散歩道<6083>

                       歴史「覚える」から「考える」へ(2)・・高校教科書 用語精選案提出

研究会の運営委員長 桃木至朗・大阪大教授に聞

・・・こうした人物は、歴史を学ぶ上で必須では。
 これらの人名は小説やドラマでも有名で、小中学校段階で既に親しんでいる。
 小中学校は人物を重視して日本史を学ぶが、高校は世界史、日本史とも偉人伝より、歴史の流れや社会の構造の変化を学習する。人名や事件名はその手がかりだ。
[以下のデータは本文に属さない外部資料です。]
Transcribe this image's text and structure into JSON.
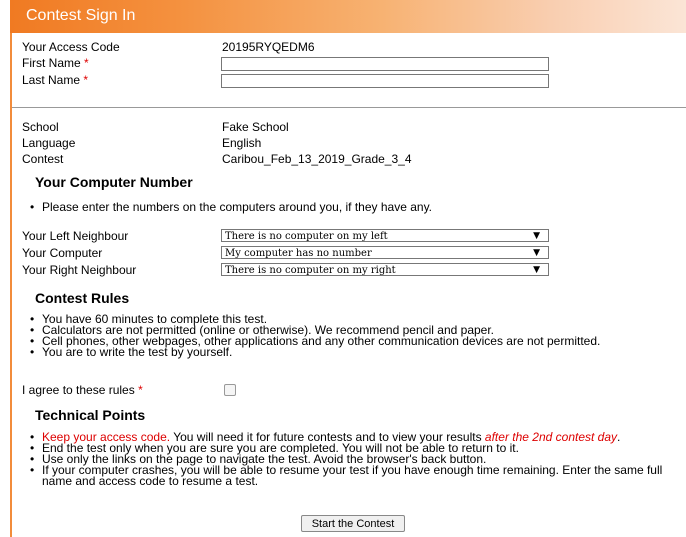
{
  "header": {
    "title": "Contest Sign In"
  },
  "identity": {
    "access_code_label": "Your Access Code",
    "access_code_value": "20195RYQEDM6",
    "first_name_label": "First Name",
    "last_name_label": "Last Name",
    "required_marker": "*"
  },
  "info": {
    "school_label": "School",
    "school_value": "Fake School",
    "language_label": "Language",
    "language_value": "English",
    "contest_label": "Contest",
    "contest_value": "Caribou_Feb_13_2019_Grade_3_4"
  },
  "computer": {
    "title": "Your Computer Number",
    "instruction": "Please enter the numbers on the computers around you, if they have any.",
    "left_label": "Your Left Neighbour",
    "left_value": "There is no computer on my left",
    "mine_label": "Your Computer",
    "mine_value": "My computer has no number",
    "right_label": "Your Right Neighbour",
    "right_value": "There is no computer on my right",
    "arrow": "▼"
  },
  "rules": {
    "title": "Contest Rules",
    "items": [
      "You have 60 minutes to complete this test.",
      "Calculators are not permitted (online or otherwise). We recommend pencil and paper.",
      "Cell phones, other webpages, other applications and any other communication devices are not permitted.",
      "You are to write the test by yourself."
    ],
    "agree_label": "I agree to these rules"
  },
  "technical": {
    "title": "Technical Points",
    "item1_red": "Keep your access code.",
    "item1_mid": " You will need it for future contests and to view your results ",
    "item1_italic": "after the 2nd contest day",
    "item1_end": ".",
    "items": [
      "End the test only when you are sure you are completed. You will not be able to return to it.",
      "Use only the links on the page to navigate the test. Avoid the browser's back button.",
      "If your computer crashes, you will be able to resume your test if you have enough time remaining. Enter the same full name and access code to resume a test."
    ]
  },
  "actions": {
    "start_label": "Start the Contest"
  }
}
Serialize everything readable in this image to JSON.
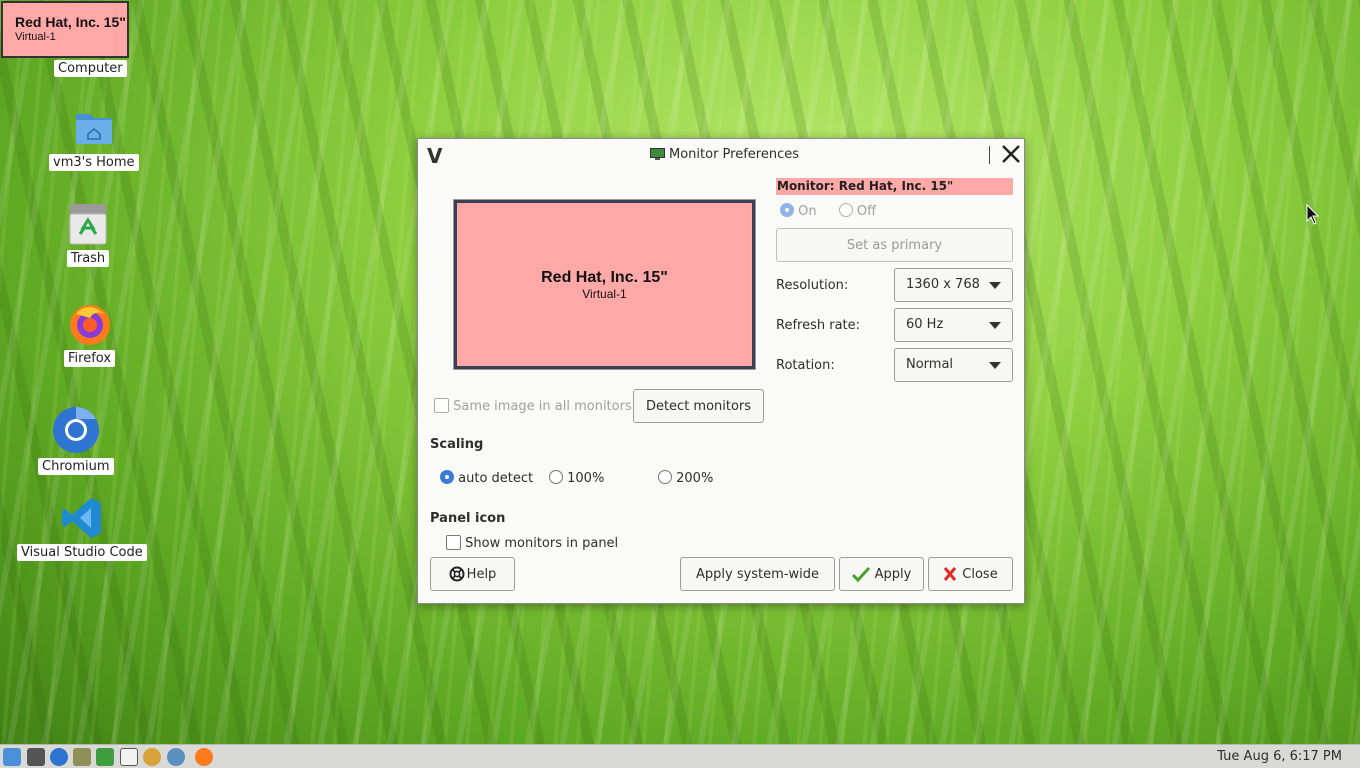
{
  "monitor_label": {
    "name": "Red Hat, Inc. 15\"",
    "output": "Virtual-1"
  },
  "desktop_icons": [
    {
      "label": "Computer",
      "icon": "computer-icon"
    },
    {
      "label": "vm3's Home",
      "icon": "home-folder-icon"
    },
    {
      "label": "Trash",
      "icon": "trash-icon"
    },
    {
      "label": "Firefox",
      "icon": "firefox-icon"
    },
    {
      "label": "Chromium",
      "icon": "chromium-icon"
    },
    {
      "label": "Visual Studio Code",
      "icon": "vscode-icon"
    }
  ],
  "dialog": {
    "title": "Monitor Preferences",
    "preview": {
      "name": "Red Hat, Inc. 15\"",
      "output": "Virtual-1"
    },
    "monitor_heading": "Monitor: Red Hat, Inc. 15\"",
    "power": {
      "on_label": "On",
      "off_label": "Off",
      "selected": "On"
    },
    "set_primary_label": "Set as primary",
    "resolution": {
      "label": "Resolution:",
      "value": "1360 x 768"
    },
    "refresh_rate": {
      "label": "Refresh rate:",
      "value": "60 Hz"
    },
    "rotation": {
      "label": "Rotation:",
      "value": "Normal"
    },
    "same_image_label": "Same image in all monitors",
    "detect_label": "Detect monitors",
    "scaling": {
      "heading": "Scaling",
      "options": [
        "auto detect",
        "100%",
        "200%"
      ],
      "selected": "auto detect"
    },
    "panel_icon": {
      "heading": "Panel icon",
      "show_label": "Show monitors in panel"
    },
    "buttons": {
      "help": "Help",
      "apply_system_wide": "Apply system-wide",
      "apply": "Apply",
      "close": "Close"
    }
  },
  "taskbar": {
    "clock": "Tue Aug  6,  6:17 PM"
  },
  "colors": {
    "monitor_highlight": "#ffa8a8",
    "radio_selected": "#3c7ad6"
  }
}
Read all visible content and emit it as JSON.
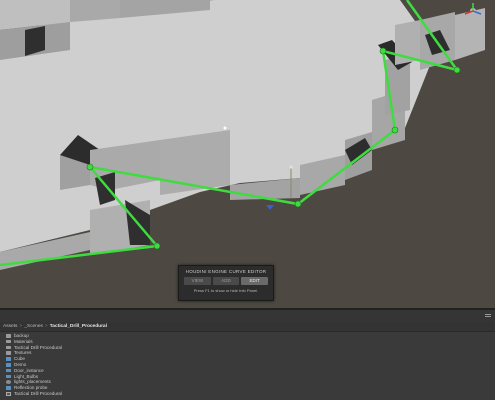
{
  "curve_editor": {
    "title": "HOUDINI ENGINE CURVE EDITOR",
    "buttons": [
      "VIEW",
      "ADD",
      "EDIT"
    ],
    "active_button": "EDIT",
    "hint": "Press F1 to show or hide Info Panel."
  },
  "project": {
    "breadcrumb": [
      "Assets",
      "_Scenes",
      "Tactical_Drill_Procedural"
    ],
    "items": [
      {
        "label": "backup",
        "icon": "folder-icon"
      },
      {
        "label": "Materials",
        "icon": "folder-icon"
      },
      {
        "label": "Tactical Drill Procedural",
        "icon": "folder-icon"
      },
      {
        "label": "Textures",
        "icon": "folder-icon"
      },
      {
        "label": "Cube",
        "icon": "prefab-icon"
      },
      {
        "label": "Demo",
        "icon": "prefab-icon"
      },
      {
        "label": "Door_instance",
        "icon": "prefab-icon"
      },
      {
        "label": "Light_Bulbs",
        "icon": "prefab-icon"
      },
      {
        "label": "lights_placements",
        "icon": "asset-icon"
      },
      {
        "label": "Reflection probe",
        "icon": "prefab-icon"
      },
      {
        "label": "Tactical Drill Procedural",
        "icon": "scene-icon"
      }
    ]
  },
  "colors": {
    "curve": "#3fdc3f",
    "floor": "#cfcfcf",
    "ground": "#4d4842",
    "wall_face": "#a9a9a9",
    "wall_dark": "#2f2f2f"
  }
}
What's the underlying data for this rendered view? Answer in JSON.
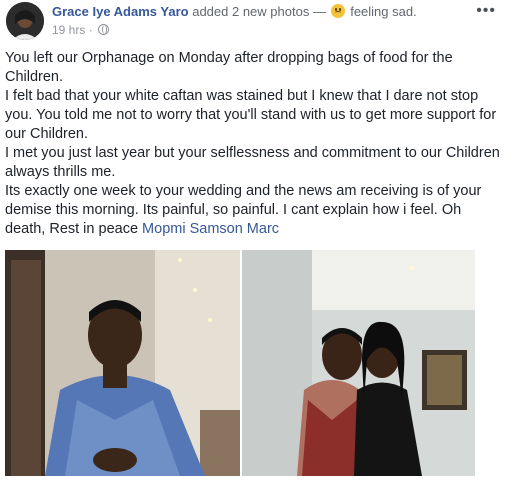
{
  "post": {
    "author": "Grace Iye Adams Yaro",
    "action": "added 2 new photos",
    "separator": "—",
    "feeling": "feeling sad.",
    "time": "19 hrs",
    "dot": "·",
    "more_glyph": "•••",
    "text_lines": [
      "You left our Orphanage on Monday after dropping bags of food for the Children.",
      "I felt bad that your white caftan was stained but I knew that I dare not stop you. You told me not to worry that you'll stand with us to get more support for our Children.",
      "I met you just last year but your selflessness and commitment to our Children always thrills me.",
      "Its exactly one week to your wedding and the news am receiving is of your demise this morning. Its painful, so painful. I cant explain how i feel. Oh death, Rest in peace"
    ],
    "mention": "Mopmi Samson Marc"
  },
  "icons": {
    "feeling": "sad-face-icon",
    "privacy": "globe-icon",
    "options": "more-options-icon"
  },
  "colors": {
    "link": "#365899",
    "text": "#1d2129",
    "muted": "#90949c",
    "emoji": "#f5c33b"
  }
}
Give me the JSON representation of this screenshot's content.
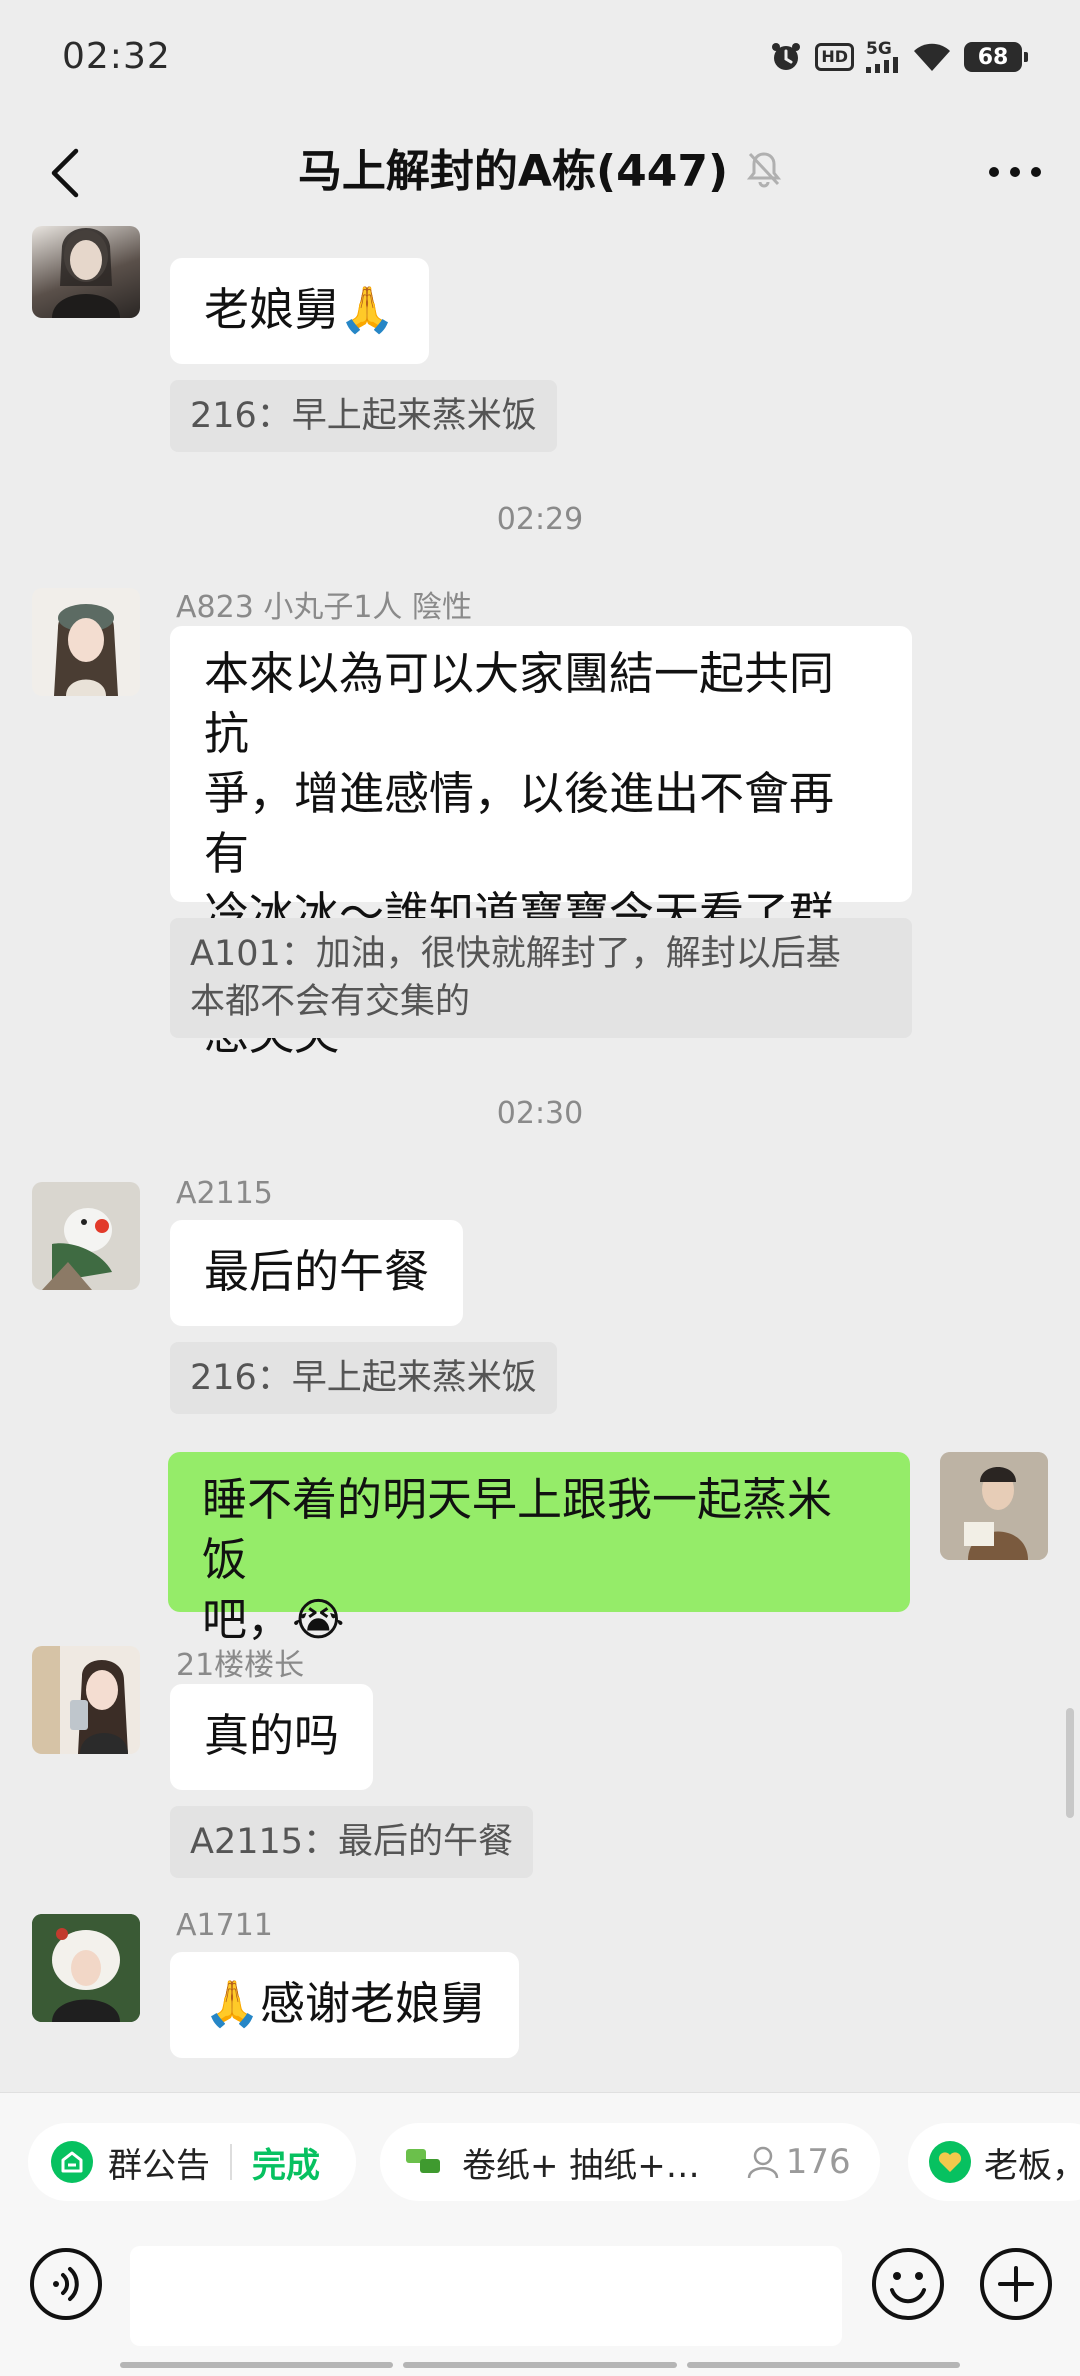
{
  "status_bar": {
    "time": "02:32",
    "hd_label": "HD",
    "network_label": "5G",
    "battery_level": "68"
  },
  "header": {
    "title": "马上解封的A栋(447)"
  },
  "messages": [
    {
      "type": "message",
      "sender": "",
      "bubble": "老娘舅🙏",
      "quote": "216：早上起来蒸米饭"
    },
    {
      "type": "time",
      "text": "02:29"
    },
    {
      "type": "message",
      "sender": "A823 小丸子1人 陰性",
      "bubble_lines": [
        "本來以為可以大家團結一起共同抗",
        "爭，增進感情，以後進出不會再有",
        "冷冰冰～誰知道寶寶今天看了群裡",
        "想哭哭"
      ],
      "quote_lines": [
        "A101：加油，很快就解封了，解封以后基",
        "本都不会有交集的"
      ]
    },
    {
      "type": "time",
      "text": "02:30"
    },
    {
      "type": "message",
      "sender": "A2115",
      "bubble": "最后的午餐",
      "quote": "216：早上起来蒸米饭"
    },
    {
      "type": "self",
      "bubble_lines": [
        "睡不着的明天早上跟我一起蒸米饭",
        "吧，😭"
      ]
    },
    {
      "type": "message",
      "sender": "21楼楼长",
      "bubble": "真的吗",
      "quote": "A2115：最后的午餐"
    },
    {
      "type": "message",
      "sender": "A1711",
      "bubble": "🙏感谢老娘舅"
    }
  ],
  "quick_bar": {
    "announcement_label": "群公告",
    "done_label": "完成",
    "item_label": "卷纸+ 抽纸+…",
    "member_count": "176",
    "boss_label": "老板，"
  },
  "input_bar": {
    "placeholder": ""
  },
  "colors": {
    "background": "#ededed",
    "self_bubble": "#95ec69",
    "accent_green": "#07c160"
  }
}
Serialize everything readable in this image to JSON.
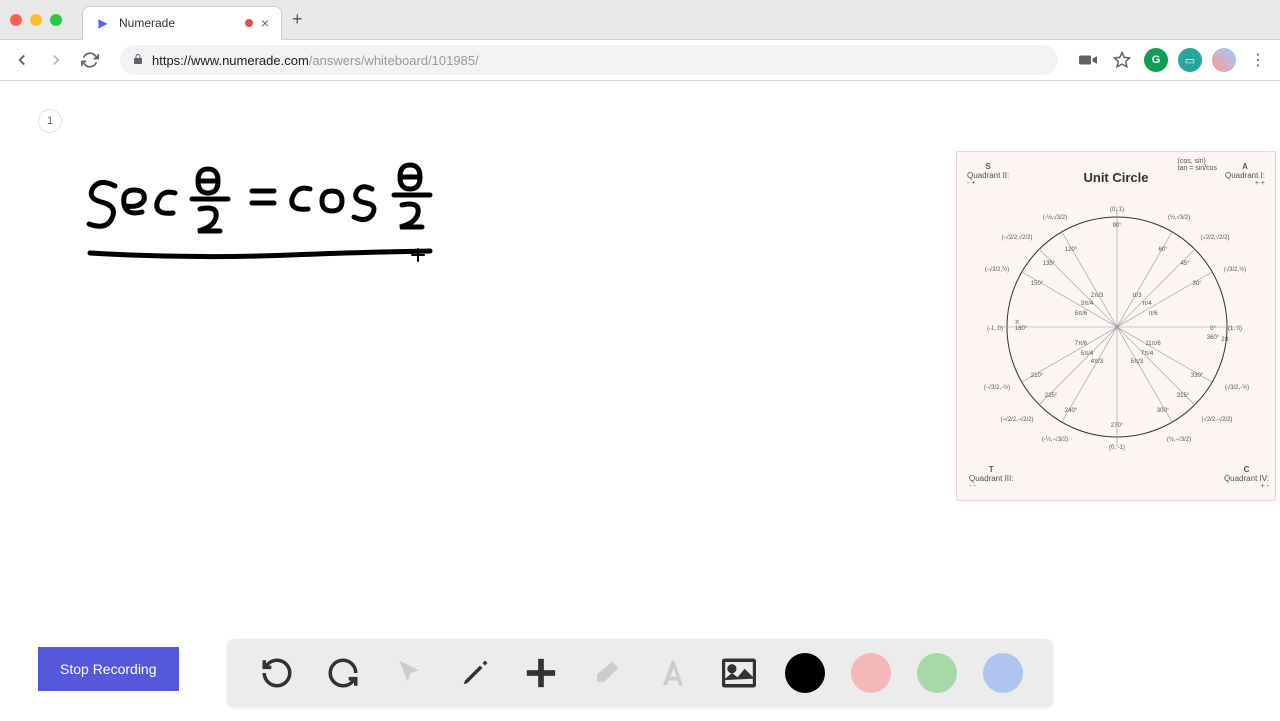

そこで、小中で学んだ知識や、歴史を大きく動かしたわけではない人名、事件名は大胆に削った。
・・・ どうして精選を。
 入試科目である世界史Bの主な教科書の用語数は1950年代の3倍近くに増え、学校の授業の時間内では教科書が全然終わらない。難関大学を目指す生徒は多数の用語をひたすら暗記し、さらに補修が必要になる。「これではコスパ(効率)が悪い」として、入試で歴史を選択する高校生が減っている。歴史で受験しない生徒は補修を受けないから、教科書の途中で勉強が終わってしまう。理系の歴史離れは特別に深刻だ。